According to Royal Mail, they had been close to an agreement on Tuesday evening, but on Wednesday morning, the CWU had brought new demands to the table.
Mark Higson, managing director for Royal Mail Letters informed the BBC that “early yesterday the CWU came up with a fresh set of demands, and we considered those and we were in fact at the TUC all day.”
“But really in an extraordinary action, the CWU then decided to carry on calling the strikes, while those talks were in progress.”
Mr Higson’s attentions are now brought to ensuring that a few people are affected by these actions as possible by the continuing strike action, expecting the majority of mail backlog cleared by the start of next week.
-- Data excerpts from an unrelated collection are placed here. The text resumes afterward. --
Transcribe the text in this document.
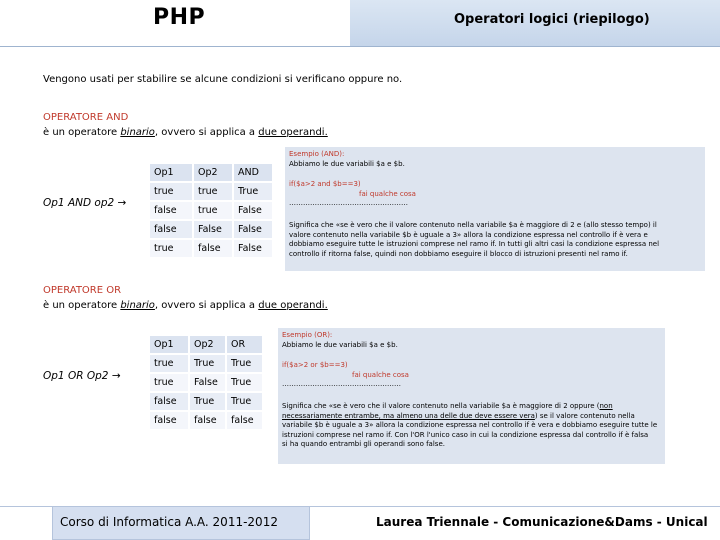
PHP	Operatori logici (riepilogo)
Vengono usati per stabilire se alcune condizioni si verificano oppure no.
OPERATORE AND
è un operatore binario, ovvero si applica a due operandi.
Op1 AND op2 →
Op1	Op2	AND
true	true	True
false	true	False
false	False	False
true	false	False
Esempio (AND):
Abbiamo le due variabili $a e $b.
if($a>2 and $b==3)
fai qualche cosa
……………………………………………
Significa che «se è vero che il valore contenuto nella variabile $a è maggiore di 2 e (allo stesso tempo) il
valore contenuto nella variabile $b è uguale a 3» allora la condizione espressa nel controllo if è vera e
dobbiamo eseguire tutte le istruzioni comprese nel ramo if. In tutti gli altri casi la condizione espressa nel
controllo if ritorna false, quindi non dobbiamo eseguire il blocco di istruzioni presenti nel ramo if.
OPERATORE OR
è un operatore binario, ovvero si applica a due operandi.
Op1 OR Op2 →
Op1	Op2	OR
true	True	True
true	False	True
false	True	True
false	false	false
Esempio (OR):
Abbiamo le due variabili $a e $b.
if($a>2 or $b==3)
fai qualche cosa
……………………………………………
Significa che «se è vero che il valore contenuto nella variabile $a è maggiore di 2 oppure (non
necessariamente entrambe, ma almeno una delle due deve essere vera) se il valore contenuto nella
variabile $b è uguale a 3» allora la condizione espressa nel controllo if è vera e dobbiamo eseguire tutte le
istruzioni comprese nel ramo if. Con l'OR l'unico caso in cui la condizione espressa dal controllo if è falsa
si ha quando entrambi gli operandi sono false.
Corso di Informatica A.A. 2011-2012	Laurea Triennale - Comunicazione&Dams - Unical
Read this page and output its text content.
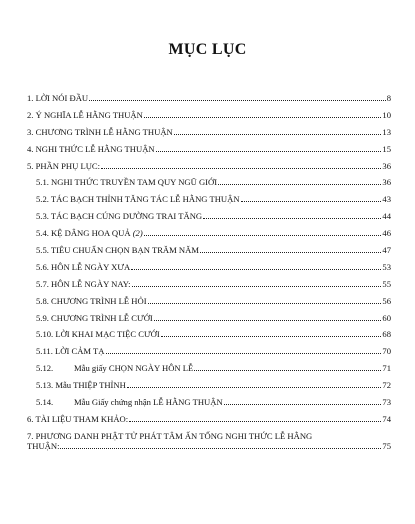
MỤC LỤC
1. LỜI NÓI ĐẦU	8
2. Ý NGHĨA LỄ HẰNG THUẬN	10
3. CHƯƠNG TRÌNH LỄ HẰNG THUẬN	13
4. NGHI THỨC LỄ HẰNG THUẬN	15
5. PHẦN PHỤ LỤC:	36
5.1. NGHI THỨC TRUYỀN TAM QUY NGŨ GIỚI	36
5.2. TÁC BẠCH THỈNH TĂNG TÁC LỄ HẰNG THUẬN	43
5.3. TÁC BẠCH CÚNG DƯỜNG TRAI TĂNG	44
5.4. KỆ DÂNG HOA QUẢ (2)	46
5.5. TIÊU CHUẨN CHỌN BẠN TRĂM NĂM	47
5.6. HÔN LỄ NGÀY XƯA	53
5.7. HÔN LỄ NGÀY NAY:	55
5.8. CHƯƠNG TRÌNH LỄ HỎI	56
5.9. CHƯƠNG TRÌNH LỄ CƯỚI	60
5.10. LỜI KHAI MẠC TIỆC CƯỚI	68
5.11. LỜI CẢM TẠ	70
5.12. Mẫu giấy CHỌN NGÀY HÔN LỄ	71
5.13. Mẫu THIỆP THỈNH	72
5.14. Mẫu Giấy chứng nhận LỄ HẰNG THUẬN	73
6. TÀI LIỆU THAM KHẢO:	74
7. PHƯƠNG DANH PHẬT TỬ PHÁT TÂM ẤN TỐNG NGHI THỨC LỄ HẰNG
THUẬN:	75
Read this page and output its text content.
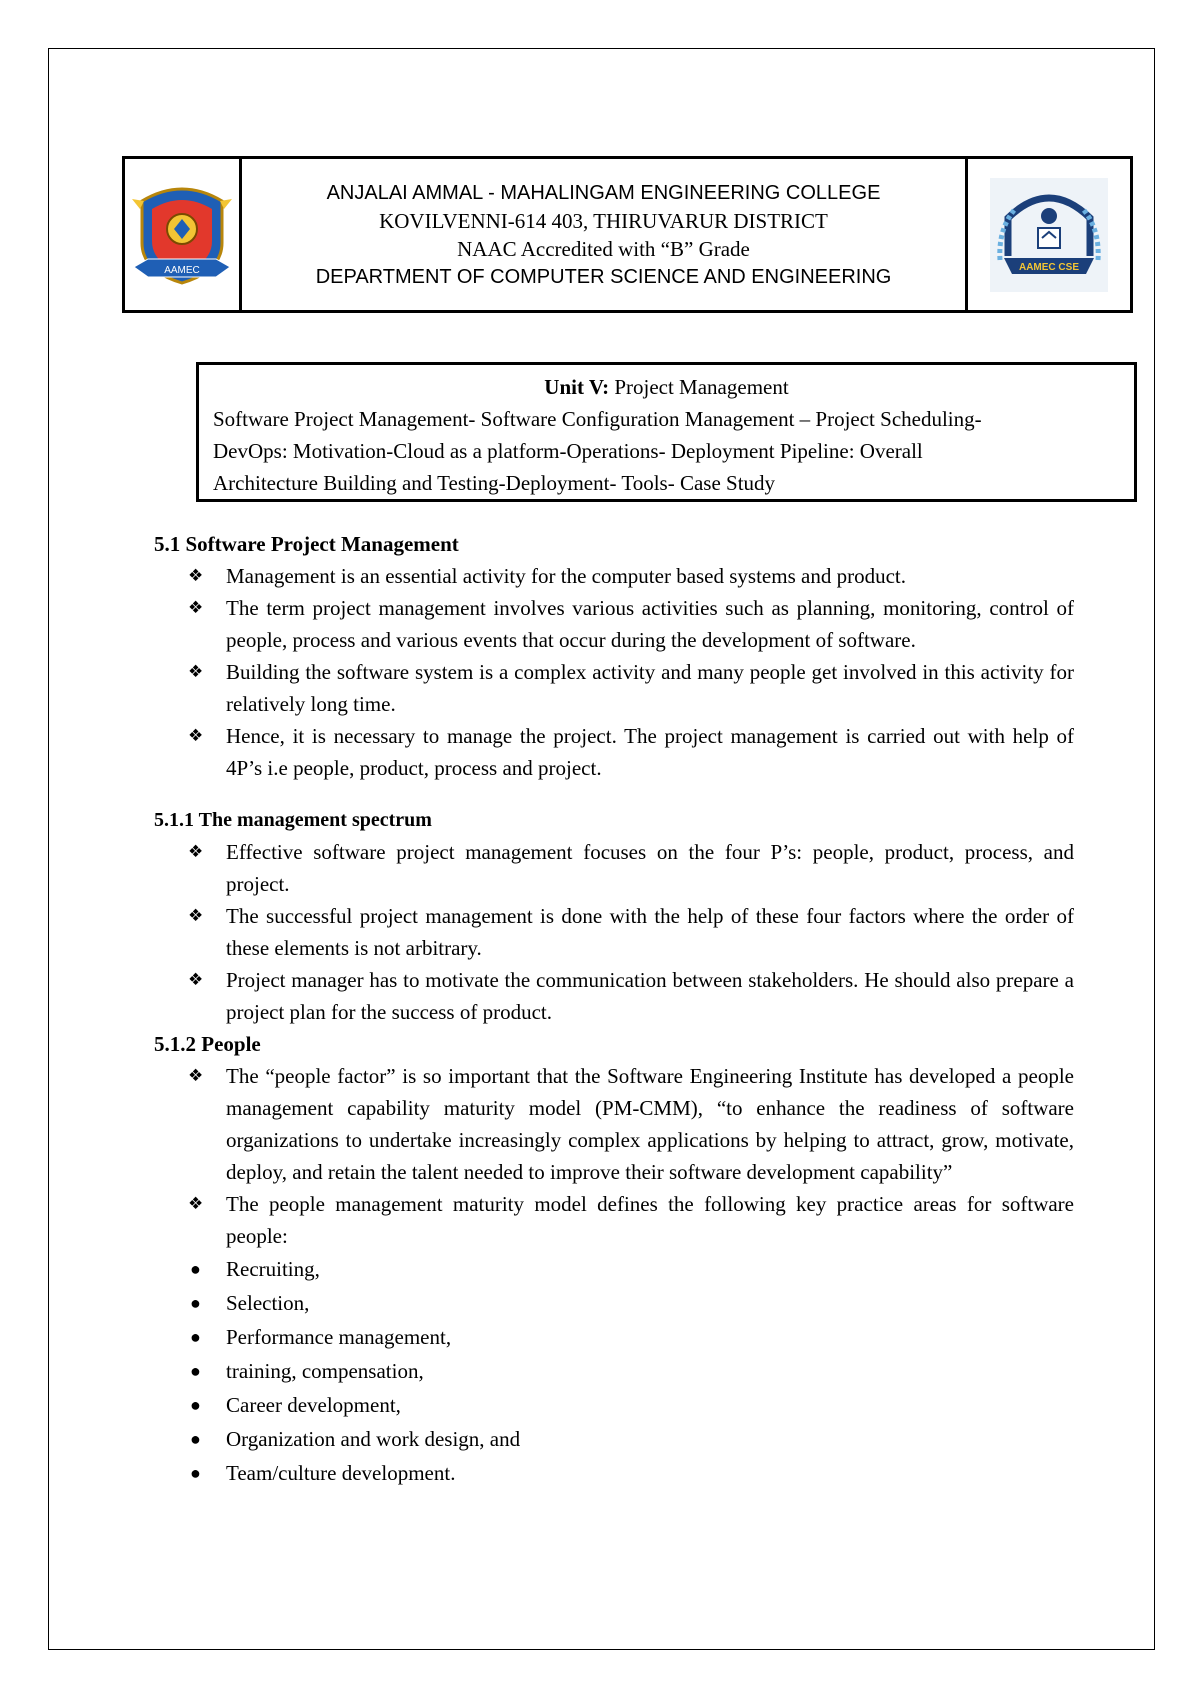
AAMEC
ANJALAI AMMAL - MAHALINGAM ENGINEERING COLLEGE
KOVILVENNI-614 403, THIRUVARUR DISTRICT
NAAC Accredited with “B” Grade
DEPARTMENT OF COMPUTER SCIENCE AND ENGINEERING	AAMEC CSE
Unit V: Project Management
Software Project Management- Software Configuration Management – Project Scheduling-
DevOps: Motivation-Cloud as a platform-Operations- Deployment Pipeline: Overall
Architecture Building and Testing-Deployment- Tools- Case Study

5.1 Software Project Management

❖ Management is an essential activity for the computer based systems and product.
❖ The term project management involves various activities such as planning, monitoring, control of people, process and various events that occur during the development of software.
❖ Building the software system is a complex activity and many people get involved in this activity for relatively long time.
❖ Hence, it is necessary to manage the project. The project management is carried out with help of 4P’s i.e people, product, process and project.

5.1.1 The management spectrum

❖ Effective software project management focuses on the four P’s: people, product, process, and project.
❖ The successful project management is done with the help of these four factors where the order of these elements is not arbitrary.
❖ Project manager has to motivate the communication between stakeholders. He should also prepare a project plan for the success of product.

5.1.2 People

❖ The “people factor” is so important that the Software Engineering Institute has developed a people management capability maturity model (PM-CMM), “to enhance the readiness of software organizations to undertake increasingly complex applications by helping to attract, grow, motivate, deploy, and retain the talent needed to improve their software development capability”
❖ The people management maturity model defines the following key practice areas for software people:
● Recruiting,
● Selection,
● Performance management,
● training, compensation,
● Career development,
● Organization and work design, and
● Team/culture development.
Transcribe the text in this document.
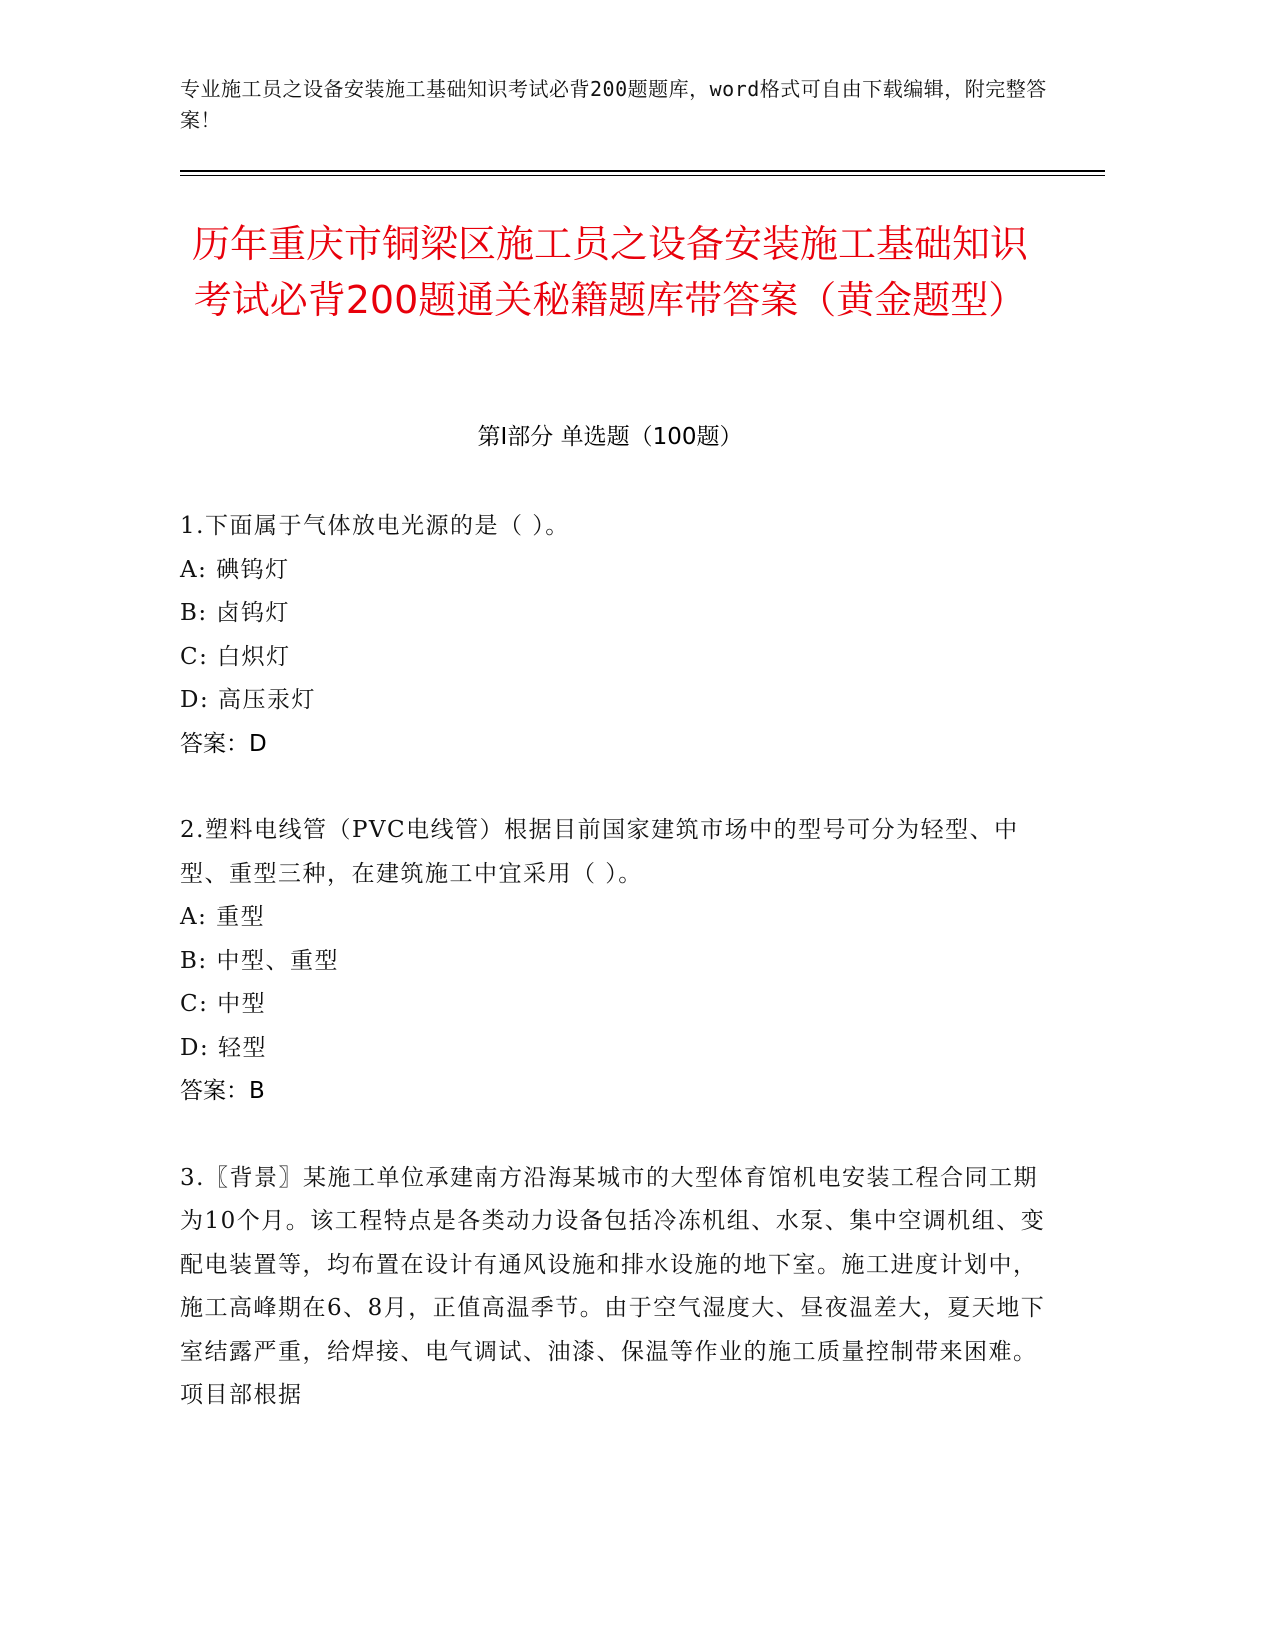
专业施工员之设备安装施工基础知识考试必背200题题库，word格式可自由下载编辑，附完整答案！
历年重庆市铜梁区施工员之设备安装施工基础知识考试必背200题通关秘籍题库带答案（黄金题型）
第Ⅰ部分 单选题（100题）

1.下面属于气体放电光源的是（ ）。

A: 碘钨灯

B: 卤钨灯

C: 白炽灯

D: 高压汞灯

答案：D

2.塑料电线管（PVC电线管）根据目前国家建筑市场中的型号可分为轻型、中型、重型三种，在建筑施工中宜采用（ ）。

A: 重型

B: 中型、重型

C: 中型

D: 轻型

答案：B

3.〖背景〗某施工单位承建南方沿海某城市的大型体育馆机电安装工程合同工期为10个月。该工程特点是各类动力设备包括冷冻机组、水泵、集中空调机组、变配电装置等，均布置在设计有通风设施和排水设施的地下室。施工进度计划中，施工高峰期在6、8月，正值高温季节。由于空气湿度大、昼夜温差大，夏天地下室结露严重，给焊接、电气调试、油漆、保温等作业的施工质量控制带来困难。项目部根据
More strikes are due from 400 workers at Stockport, Plymouth and Stoke with 77,000 delivery and collection staff across the UK striking on Saturday.
Dave Ward, deputy general secretary at the CWU announced that “we’re very frustrated and disappointed that we were unable to break the deadlock yesterday.”
“We tabled a proposal at ten o’clock yesterday morning and we waited some eight hours for Royal Mail to respond to that proposal.”
However, Mr Ward revealed that the talks from the last three days have been “the most useful and productive discussions” since the beginning of the talks.
TUC general secretary Brendan Barber has been chairing the recent talks. The TUC helped to bring the strike action to an end two years ago.
Union leaders are beginning to blame Royal Mail chiefs and Lord Mandelson for the failure to reach a deal.
Lord Mandelson declared, “I’m very disappointed that these talks broke down.”
“They seemed, yet again, so close to an agreement.”